A spokesman for the Jehovah's Witnesses reported in late 2021 that, since the organization was outlawed in 2017, Russian authorities have brought 257 criminal cases involving 559 believers; 70 of them are now in prison, 31 are under house arrest, and 1,594 homes have been raided.

On June 7, 2022, the European Court of Human Rights in the case “Taganrog LRO and Others v. Russia” found that the Russian liquidation of the Jehovah's Witnesses and the repression of the organization in Russia was unlawful.

===Restrictions on religious freedom===

Restrictions on religious freedom generally fall into four categories: registration of religious organizations, access to places of worship (including access to land and building permits), visas for foreign religious personnel, and government harassment of religious organizations or individuals. In the first three cases, religious communities rely upon government officials to grant them permission to assemble, own, or build property, or allow people into the country.

Many of the difficulties that religious communities face are rooted in bureaucratic obstacles and corruption, not religious bigotry. While it is nearly impossible to discern if groups are being targeted because of their religious beliefs or because they are vulnerable to demands by corrupt officials, the net effect is a restriction on their ability to worship.

====Registration====

Following the 1997 Law's registration deadline of December 31, 2001, the Ministry of Justice began to legally dissolve approximately 2,000 organizations that had not re-registered, sometimes over the complaints of groups who claimed that they were still active. Complaints of involuntary dissolution have decreased as this wave of dissolutions has passed, and only a few remain to be contested in court.

Due to legal restrictions, poor administrative procedures on the part of some local authorities or disputes between religious organizations, an unknown number of groups have been unable to register. Some religious groups registered as social organizations because they were unable to do so as religious organizations.

In June 2007, a St. Petersburg Court suspended and ordered The Scientology Centre in St. Petersburg to close. The centre had refused to allow government officials to sit in on confidential "auditing" sessions and did not hand over confidential documents from these sessions when requested. Government authorities claimed to have a right to these inspections and documents under the new NGO law. The Centre continued to operate at the end of the period covered by this report.

The Unification Church was contesting the refusal of officials to re-register three local organizations. The Unification Church alleged that its registration process had been complicated by the requirements imposed by a broad range of government agencies, including the fire safety office, tax inspectors, and epidemiological inspectors. The Church also reported that federal authorities investigated its compliance with visa rules, and scrutinized missionaries' activities and property holdings.

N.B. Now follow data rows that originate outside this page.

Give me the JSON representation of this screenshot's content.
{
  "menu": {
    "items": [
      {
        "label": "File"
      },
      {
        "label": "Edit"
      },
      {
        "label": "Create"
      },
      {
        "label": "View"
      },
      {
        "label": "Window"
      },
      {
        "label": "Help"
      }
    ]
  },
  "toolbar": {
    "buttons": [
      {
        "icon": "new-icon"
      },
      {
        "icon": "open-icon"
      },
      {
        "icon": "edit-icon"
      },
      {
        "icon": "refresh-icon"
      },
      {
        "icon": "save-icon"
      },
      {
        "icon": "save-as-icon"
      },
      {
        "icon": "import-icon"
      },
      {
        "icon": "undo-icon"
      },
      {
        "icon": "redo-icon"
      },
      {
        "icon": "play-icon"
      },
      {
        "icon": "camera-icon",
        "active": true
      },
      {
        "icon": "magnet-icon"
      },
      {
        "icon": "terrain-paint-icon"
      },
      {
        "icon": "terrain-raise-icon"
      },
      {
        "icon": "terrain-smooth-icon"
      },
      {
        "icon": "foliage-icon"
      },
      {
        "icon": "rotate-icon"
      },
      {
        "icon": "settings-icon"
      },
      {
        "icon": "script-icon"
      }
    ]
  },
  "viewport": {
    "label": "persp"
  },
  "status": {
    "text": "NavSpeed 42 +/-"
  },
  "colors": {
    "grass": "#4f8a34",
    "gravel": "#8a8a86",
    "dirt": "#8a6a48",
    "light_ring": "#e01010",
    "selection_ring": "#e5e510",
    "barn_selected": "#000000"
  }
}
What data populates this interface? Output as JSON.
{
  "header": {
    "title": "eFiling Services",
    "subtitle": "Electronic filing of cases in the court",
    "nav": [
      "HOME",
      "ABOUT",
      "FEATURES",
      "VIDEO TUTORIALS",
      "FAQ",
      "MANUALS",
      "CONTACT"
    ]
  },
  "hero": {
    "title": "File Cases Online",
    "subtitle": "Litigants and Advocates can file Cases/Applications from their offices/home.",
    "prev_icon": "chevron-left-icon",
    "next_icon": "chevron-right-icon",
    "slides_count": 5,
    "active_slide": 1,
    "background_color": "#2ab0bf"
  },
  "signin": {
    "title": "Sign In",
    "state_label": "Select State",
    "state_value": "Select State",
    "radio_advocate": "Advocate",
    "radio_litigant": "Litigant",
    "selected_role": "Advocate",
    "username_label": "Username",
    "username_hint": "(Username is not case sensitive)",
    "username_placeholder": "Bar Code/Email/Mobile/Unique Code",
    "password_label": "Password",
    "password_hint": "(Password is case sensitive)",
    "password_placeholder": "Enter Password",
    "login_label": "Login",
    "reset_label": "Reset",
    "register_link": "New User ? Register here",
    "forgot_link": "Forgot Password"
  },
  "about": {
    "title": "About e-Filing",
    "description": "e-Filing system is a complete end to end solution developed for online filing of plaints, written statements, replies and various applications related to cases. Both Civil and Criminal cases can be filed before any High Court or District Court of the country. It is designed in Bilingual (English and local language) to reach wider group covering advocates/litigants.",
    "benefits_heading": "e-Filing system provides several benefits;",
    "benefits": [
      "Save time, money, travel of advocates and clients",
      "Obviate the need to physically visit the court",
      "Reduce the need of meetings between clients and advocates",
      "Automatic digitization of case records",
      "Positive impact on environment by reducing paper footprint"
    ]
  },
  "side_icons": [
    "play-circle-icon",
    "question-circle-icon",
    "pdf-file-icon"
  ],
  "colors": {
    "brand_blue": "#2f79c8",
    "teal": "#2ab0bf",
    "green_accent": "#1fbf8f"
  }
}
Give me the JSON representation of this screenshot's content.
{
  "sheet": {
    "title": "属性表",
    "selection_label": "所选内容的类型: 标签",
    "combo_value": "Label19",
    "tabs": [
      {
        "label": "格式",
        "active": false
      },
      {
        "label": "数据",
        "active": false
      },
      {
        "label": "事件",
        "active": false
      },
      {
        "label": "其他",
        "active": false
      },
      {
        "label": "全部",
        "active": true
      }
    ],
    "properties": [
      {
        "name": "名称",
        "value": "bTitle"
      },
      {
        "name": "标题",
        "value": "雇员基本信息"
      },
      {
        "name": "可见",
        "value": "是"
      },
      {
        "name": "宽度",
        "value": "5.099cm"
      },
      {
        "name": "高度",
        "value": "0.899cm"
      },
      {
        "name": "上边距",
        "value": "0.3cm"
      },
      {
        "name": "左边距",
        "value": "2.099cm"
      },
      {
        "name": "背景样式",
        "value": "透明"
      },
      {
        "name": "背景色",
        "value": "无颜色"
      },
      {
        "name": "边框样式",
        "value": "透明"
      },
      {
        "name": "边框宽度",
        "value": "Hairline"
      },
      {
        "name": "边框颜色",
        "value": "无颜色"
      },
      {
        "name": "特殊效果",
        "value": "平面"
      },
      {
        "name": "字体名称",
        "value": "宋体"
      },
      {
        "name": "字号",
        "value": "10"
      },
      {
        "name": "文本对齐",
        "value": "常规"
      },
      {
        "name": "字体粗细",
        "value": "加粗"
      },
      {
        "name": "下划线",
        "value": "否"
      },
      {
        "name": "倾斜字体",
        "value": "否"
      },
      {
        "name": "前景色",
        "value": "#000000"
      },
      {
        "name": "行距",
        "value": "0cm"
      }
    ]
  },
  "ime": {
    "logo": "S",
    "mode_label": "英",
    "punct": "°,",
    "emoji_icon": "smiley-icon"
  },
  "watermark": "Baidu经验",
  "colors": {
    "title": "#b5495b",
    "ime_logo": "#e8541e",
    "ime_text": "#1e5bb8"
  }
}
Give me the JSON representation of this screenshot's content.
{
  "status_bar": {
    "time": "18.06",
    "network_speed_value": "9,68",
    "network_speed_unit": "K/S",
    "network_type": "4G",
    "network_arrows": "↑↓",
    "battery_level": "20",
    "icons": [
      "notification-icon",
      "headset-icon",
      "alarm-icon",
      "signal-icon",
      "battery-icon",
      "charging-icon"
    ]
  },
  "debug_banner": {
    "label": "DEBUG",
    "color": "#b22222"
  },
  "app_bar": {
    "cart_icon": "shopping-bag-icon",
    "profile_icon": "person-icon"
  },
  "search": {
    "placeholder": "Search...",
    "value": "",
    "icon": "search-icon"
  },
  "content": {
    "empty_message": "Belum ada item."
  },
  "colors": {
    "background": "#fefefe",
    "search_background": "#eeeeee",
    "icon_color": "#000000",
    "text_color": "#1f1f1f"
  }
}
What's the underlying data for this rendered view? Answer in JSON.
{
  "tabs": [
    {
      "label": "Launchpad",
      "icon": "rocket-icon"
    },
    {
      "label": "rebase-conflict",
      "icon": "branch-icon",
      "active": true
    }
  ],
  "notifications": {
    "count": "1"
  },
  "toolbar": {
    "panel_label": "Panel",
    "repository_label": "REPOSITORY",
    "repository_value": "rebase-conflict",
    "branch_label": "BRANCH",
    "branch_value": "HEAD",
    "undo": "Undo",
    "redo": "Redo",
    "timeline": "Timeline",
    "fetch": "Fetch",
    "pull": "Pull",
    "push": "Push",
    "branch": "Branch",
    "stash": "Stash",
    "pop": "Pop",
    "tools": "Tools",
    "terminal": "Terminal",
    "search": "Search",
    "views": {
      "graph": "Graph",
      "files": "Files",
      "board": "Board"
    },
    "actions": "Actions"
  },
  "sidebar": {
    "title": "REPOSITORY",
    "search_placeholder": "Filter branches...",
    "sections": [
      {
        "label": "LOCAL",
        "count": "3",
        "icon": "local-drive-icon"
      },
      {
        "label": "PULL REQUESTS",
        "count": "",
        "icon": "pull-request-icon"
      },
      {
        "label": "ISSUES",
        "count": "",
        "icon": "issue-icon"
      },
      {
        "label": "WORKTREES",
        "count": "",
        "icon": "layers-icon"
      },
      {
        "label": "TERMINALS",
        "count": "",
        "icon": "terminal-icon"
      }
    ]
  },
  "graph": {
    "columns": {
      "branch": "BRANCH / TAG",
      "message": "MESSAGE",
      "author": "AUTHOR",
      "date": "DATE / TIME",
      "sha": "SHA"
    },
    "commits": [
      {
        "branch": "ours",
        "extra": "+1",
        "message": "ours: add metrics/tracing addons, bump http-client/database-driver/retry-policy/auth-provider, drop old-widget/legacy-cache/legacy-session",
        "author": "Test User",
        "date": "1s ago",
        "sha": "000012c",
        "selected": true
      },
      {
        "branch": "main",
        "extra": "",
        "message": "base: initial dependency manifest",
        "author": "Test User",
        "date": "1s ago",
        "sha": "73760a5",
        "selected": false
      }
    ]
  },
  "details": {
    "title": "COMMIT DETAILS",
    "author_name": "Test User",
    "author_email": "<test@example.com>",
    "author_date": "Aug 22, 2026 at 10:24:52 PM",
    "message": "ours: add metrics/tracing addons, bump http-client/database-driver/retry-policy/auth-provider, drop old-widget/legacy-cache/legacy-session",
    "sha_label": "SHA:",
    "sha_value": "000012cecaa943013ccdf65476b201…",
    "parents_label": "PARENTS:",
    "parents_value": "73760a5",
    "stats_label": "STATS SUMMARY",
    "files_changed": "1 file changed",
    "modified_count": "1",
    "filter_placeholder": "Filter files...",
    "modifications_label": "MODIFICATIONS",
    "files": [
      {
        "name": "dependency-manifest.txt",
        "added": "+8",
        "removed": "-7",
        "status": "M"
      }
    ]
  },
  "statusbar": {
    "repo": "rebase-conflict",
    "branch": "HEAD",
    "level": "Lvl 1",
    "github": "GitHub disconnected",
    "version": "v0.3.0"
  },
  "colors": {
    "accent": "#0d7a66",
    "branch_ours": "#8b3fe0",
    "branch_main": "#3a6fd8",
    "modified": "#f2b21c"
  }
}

Local authorities continued an investigation of the Jehovah's Witnesses Administrative Centre—their national headquarters in St. Petersburg—in what the Jehovah's Witnesses described as a search for an excuse to shut down their operations. The authorities indicated to the Jehovah's Witnesses that any irregularity they found would be used as grounds to close the centre. On February 16, 2007, the centre wrote to the Prosecutor General's Office expressing concern over the investigations, which had continued for more than 2 years. The St. Petersburg Prosecutor's Office, the Prosecutor General's Office, and the Office of the Human Rights Ombudsman of the Russian Federation sent replies stating that the investigators had not exceeded their authority and had not violated the law.

As of December 2006, the Federal Registration Service had registered 407 Jehovah's Witnesses local organizations in 72 regions, but problems with registration continued in some areas, notably Moscow, where the Moscow Golovinskiy Inter-municipal District Court and the Moscow City Court (of appeal) have banned them since 2004. The Moscow community appealed the ban to the European Court of Human Rights (ECHR).

In June 2006, the FRS branch in Novosibirsk used the NGO law and found that a local Pentecostal church, the Word of Life Church, violated its charter by organizing a show in a Siberian military unit. The FRS sent a written notification to the church stating that if they violated their charter again, the FRS would file a suit to close the church.

During the reporting period, the European Court of Human Rights (ECHR) unanimously ruled against the Government on three religious freedom cases involving the registration of the Salvation Army, the Jehovah's Witnesses, and the Church of Scientology. In all three cases, the court unanimously determined that the Government violated its international obligations under the European Convention for the Protection of Human Rights and Fundamental Freedoms. Other religious freedom cases against the Government were pending at the ECHR.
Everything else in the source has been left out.